To understand this deeper, I reached out to SUKA Society, an NGO for children. It is a registered NGO set up to protect and to preserve the best interest of children. They also have some programmes developed to create greater access to education for children that includes training, support, and resources for the indigenous communities to start their own pre-school education classes. I wanted to understand the kind of learning topics. I needed to learn what would be useful for the kids so that they could apply them in their daily lives. I also explored the type of learning materials or content that would be easier for the children to understand. I learned that topics relating to their daily life such as fruits and colours make the information useful for the children. Additionally, they needed a learning content containing colourful diagrams or illustrations with flash cards to improve their understanding.

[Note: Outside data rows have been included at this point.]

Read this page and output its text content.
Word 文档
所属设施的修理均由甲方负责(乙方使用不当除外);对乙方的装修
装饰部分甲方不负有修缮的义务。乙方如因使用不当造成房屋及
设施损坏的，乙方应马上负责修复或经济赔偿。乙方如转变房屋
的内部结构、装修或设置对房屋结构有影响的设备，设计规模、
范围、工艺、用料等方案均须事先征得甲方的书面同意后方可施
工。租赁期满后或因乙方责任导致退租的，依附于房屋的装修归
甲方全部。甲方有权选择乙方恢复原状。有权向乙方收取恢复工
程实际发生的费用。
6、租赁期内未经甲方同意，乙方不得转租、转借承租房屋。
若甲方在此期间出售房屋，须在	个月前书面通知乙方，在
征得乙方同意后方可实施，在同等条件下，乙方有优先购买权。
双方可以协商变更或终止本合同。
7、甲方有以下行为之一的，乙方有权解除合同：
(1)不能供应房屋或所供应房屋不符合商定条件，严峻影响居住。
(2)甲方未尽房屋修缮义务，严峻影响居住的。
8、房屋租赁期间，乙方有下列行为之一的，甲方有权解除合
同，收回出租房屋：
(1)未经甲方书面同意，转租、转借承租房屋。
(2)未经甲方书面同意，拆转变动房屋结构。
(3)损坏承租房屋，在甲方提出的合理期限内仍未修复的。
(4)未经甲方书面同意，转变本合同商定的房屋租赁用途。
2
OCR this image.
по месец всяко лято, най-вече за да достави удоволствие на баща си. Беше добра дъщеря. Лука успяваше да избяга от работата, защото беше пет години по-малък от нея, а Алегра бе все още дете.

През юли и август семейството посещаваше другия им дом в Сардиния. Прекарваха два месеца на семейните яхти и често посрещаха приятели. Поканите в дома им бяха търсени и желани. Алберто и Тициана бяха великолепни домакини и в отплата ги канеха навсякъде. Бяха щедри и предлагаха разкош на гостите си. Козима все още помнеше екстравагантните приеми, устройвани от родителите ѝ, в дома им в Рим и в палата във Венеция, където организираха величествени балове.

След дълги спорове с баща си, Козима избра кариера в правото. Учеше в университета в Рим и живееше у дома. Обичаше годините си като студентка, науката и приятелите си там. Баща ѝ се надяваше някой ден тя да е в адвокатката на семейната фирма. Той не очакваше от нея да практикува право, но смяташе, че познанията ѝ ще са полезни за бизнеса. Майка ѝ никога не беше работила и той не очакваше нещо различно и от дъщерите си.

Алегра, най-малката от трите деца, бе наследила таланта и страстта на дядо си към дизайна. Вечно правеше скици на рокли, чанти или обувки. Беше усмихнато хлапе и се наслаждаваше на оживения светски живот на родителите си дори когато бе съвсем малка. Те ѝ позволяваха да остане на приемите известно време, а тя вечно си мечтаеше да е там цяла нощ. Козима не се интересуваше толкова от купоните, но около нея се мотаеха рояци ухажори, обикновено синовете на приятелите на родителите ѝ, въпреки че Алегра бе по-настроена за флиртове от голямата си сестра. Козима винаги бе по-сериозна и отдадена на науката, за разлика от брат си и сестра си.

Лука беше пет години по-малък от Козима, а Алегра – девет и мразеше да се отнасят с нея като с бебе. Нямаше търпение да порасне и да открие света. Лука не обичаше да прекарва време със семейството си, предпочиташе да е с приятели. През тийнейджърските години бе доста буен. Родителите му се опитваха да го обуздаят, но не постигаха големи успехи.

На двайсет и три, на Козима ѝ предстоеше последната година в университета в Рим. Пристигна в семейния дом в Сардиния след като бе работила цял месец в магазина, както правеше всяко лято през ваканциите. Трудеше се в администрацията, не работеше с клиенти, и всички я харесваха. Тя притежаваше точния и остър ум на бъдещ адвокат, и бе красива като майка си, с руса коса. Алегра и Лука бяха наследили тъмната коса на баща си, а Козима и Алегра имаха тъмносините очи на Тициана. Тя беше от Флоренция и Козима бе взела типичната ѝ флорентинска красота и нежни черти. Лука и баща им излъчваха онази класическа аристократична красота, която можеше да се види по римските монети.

Based on all the data I’ve collected, I’ve decided to create a children’s learning kit, specifically on the topic of fruits and vegetables. The main objectives of this learning kit is to increase the children’s interest in learning/studying by showing them how learning can be fun, improve their reading, thinking, and memory skills at an early age, and also spark their interest in learning different kinds of fruits and veggies that are good for them in their daily lives. The learning kit consists of a storybook and flash cards where the cards can also be used for the children to play some simple matching games using the velcro pop-up fruits and vegetables provided in the box. This children’s learning kit will be a very useful tool for the children as it consists of reading and interactive materials for them to improve their cognitive skills.
As for my design direction, I’m going for pencil strokes and watercolour combination art styles for the illustrations to give a raw and organic feeling. I chose a series of soft and warm colour palettes that are friendly and bright enough to attract the children’s interest in the learning kit. As for the typeface, I chose Quicksand, a friendly rounded sans serif typeface that is easy to read and suitable for children’s books or cards. The overall goal of this kit is to make it friendly and approachable for the children, as well as easy to use and understand.
The story book will mainly contain illustrations followed by a few sentences explaining the content of the illustrations (the story) since the children will be more interested in looking at drawings or visuals rather than words.
Above: Little Ben’s Eating Habit storybook embeded. (Link: https://online.fliphtml5.com/plhww/nubx/)
The flash cards consist of 20 cards of different kinds of healthy fruits and vegetables with illustrations on the cards and also simple explanations (one line sentence) of each fruit’s and veggie’s benefits. The illustrated fruits/veggies can be popped out from the cards which then can be used to play matching games by the children. The purpose of the flash cards is to teach the children about the healthy fruits and vegetables that are good for them and the matching game itself is useful for the kids to train their memory skill.